The Fed declined to comment for this story.

The Dodd-Frank Act calls for new limits on so-called interchange transaction fees that banks receive from merchants, via card networks like Visa Inc and MasterCard Inc, when a customer uses a debit card.

The National Retail Federation estimates debit card fees, which are about 1 percent to 2 percent of each transaction, total $20 billion annually.

Bank of America spooked investors earlier this year by saying the processing fee limits could cost it between $1.8 billion to $2.3 billion annually, although analysts said that estimate is high.

The survey is expected to go out in September, with an eye toward a formal proposal later in the fall, and a final regulation in place by the law's mandated April deadline.
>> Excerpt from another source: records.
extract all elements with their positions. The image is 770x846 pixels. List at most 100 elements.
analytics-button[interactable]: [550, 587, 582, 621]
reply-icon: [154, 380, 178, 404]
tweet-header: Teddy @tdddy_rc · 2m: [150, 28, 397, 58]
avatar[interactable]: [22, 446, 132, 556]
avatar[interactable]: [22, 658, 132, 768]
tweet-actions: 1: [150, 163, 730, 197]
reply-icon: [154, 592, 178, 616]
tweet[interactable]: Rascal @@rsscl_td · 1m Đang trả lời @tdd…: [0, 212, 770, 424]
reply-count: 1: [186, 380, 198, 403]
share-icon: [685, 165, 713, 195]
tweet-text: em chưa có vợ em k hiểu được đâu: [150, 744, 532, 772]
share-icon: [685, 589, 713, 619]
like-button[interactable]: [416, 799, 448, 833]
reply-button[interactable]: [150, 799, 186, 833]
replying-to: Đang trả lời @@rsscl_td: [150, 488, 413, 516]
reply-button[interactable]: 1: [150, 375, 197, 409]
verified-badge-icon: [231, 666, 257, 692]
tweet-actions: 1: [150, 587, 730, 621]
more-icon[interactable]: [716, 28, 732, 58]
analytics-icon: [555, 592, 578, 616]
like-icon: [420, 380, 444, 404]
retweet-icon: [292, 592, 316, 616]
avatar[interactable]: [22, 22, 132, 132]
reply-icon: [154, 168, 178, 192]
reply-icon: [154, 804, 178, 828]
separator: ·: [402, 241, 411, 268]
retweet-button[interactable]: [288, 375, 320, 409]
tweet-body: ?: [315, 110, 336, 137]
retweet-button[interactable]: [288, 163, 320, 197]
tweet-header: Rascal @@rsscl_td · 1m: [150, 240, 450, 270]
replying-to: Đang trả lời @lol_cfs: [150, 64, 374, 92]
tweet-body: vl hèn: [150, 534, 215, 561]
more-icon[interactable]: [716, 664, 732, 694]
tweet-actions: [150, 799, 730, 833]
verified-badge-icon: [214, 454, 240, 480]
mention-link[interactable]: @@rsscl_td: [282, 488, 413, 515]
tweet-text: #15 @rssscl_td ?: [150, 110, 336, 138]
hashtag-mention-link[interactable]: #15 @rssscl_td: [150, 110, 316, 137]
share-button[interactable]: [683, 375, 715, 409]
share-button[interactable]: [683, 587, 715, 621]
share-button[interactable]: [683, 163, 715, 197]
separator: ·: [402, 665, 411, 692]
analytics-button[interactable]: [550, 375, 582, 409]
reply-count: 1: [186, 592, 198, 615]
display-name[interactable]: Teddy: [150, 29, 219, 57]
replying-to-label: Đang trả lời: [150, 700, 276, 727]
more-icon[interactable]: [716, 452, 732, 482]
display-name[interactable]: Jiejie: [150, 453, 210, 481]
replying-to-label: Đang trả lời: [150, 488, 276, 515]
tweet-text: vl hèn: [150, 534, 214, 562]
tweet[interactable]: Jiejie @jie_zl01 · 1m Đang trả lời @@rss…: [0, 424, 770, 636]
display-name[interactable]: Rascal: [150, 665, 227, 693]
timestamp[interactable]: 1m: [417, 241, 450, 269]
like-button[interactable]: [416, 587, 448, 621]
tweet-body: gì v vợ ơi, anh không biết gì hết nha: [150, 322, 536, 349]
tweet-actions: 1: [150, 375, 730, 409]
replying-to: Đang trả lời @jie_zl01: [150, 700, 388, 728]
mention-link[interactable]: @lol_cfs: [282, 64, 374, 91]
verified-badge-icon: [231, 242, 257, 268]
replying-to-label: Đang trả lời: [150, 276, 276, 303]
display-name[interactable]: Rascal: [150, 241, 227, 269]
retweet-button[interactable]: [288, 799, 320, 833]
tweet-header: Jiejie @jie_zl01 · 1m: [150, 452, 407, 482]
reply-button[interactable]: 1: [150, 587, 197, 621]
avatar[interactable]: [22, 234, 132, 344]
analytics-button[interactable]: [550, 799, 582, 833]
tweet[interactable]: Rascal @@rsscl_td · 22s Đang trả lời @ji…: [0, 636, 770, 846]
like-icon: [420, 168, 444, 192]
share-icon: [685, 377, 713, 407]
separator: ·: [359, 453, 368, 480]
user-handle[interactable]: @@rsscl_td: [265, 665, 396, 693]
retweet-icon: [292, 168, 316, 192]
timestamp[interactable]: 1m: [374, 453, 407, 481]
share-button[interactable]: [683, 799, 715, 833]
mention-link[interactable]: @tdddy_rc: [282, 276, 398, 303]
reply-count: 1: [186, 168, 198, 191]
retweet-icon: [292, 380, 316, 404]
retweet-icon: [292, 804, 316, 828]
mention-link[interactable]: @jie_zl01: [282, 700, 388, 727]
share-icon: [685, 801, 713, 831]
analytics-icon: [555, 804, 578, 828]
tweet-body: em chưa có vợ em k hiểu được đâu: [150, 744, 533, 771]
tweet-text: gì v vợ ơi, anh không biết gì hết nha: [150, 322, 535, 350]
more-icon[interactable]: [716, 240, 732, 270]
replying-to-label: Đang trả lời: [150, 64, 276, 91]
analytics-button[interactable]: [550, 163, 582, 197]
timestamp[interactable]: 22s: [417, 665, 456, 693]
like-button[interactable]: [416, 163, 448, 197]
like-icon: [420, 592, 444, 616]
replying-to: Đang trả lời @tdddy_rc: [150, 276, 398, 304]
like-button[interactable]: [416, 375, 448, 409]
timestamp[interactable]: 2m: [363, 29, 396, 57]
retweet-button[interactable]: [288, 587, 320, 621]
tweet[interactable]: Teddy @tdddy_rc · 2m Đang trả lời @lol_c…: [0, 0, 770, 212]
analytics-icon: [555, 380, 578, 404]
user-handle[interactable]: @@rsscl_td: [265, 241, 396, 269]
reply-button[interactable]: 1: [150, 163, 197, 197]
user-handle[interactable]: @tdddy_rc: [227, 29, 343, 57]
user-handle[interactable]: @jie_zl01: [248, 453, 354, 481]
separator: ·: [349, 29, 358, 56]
While the process will take months it is moving quickly by Washington's sometimes glacial rulemaking standards.

Often the Fed lets rules simmer a long time if they don't get a timeline from Congress, said Ed Mierzwinski of the consumer group U.S. Public Interest Research Group (U.S. PIRG).

CAPTURING COSTS

The Fed is required to establish standards to determine whether the fees being charged by card issuers are reasonable and proportional to what it costs them to process the transaction.

Among the top concerns for banking groups is how fraud prevention costs will be factored into fee limits and what type of impact the rules may have on smaller institutions.

The law allows fraud costs to be considered as part of a transaction's cost and banking groups argue it should not be limited to just direct losses, but include protecting customer data and investigating claims. They want that information collected in the survey.

Our big concern, at least initially, is that all the costs of fraud are captured, said Nessa Feddis, a vice president at the lobbying group the American Bankers Association. That is clearly the intent of the legislation.

But some merchant representatives on the conference calls have questioned whether data protection costs should be included in the survey.

A representative for the National Retail Federation, a lobbying group for U.S. retailers, declined to comment directly on the Fed talks but said card issuers should shoulder fraud costs.

If they can eliminate fraud, then they've eliminated the expense, NRF spokesman J. Craig Shearman said.

Consumer groups are concerned banks will inflate how much they actually spend on fraud prevention U.S. PIRG's Mierzwinski said. These groups have joined with retailers in arguing against the fees that are ultimately passed on to consumers.

The attempts to blunt the impact of the new debit fee limits comes as issuers cope with prior legislative crackdowns on credit cards that have resulted in reduced fee revenues and higher interest rates for consumers.

Smaller financial institutions are also following the Fed's deliberations even though the law specifically exempts those with less than $10 billion in assets from the new regime.

The groups representing credit unions and community banks say their members will likely be impacted and are pushing the Fed to seek their input when conducting the survey.

Cary Whaley of the Independent Community Bankers of America said the law fails to clarify how small banks will be exempted. They fear that while the Fed will set the fee limits based on debit card transactions' costs to large banks, there is nothing to stop merchants from applying that same rate to smaller institutions for whom the transactions are more costly.

If you are measuring the industry, you really should measure the entire industry to get a feel for what the pricing curve is, Whaley said.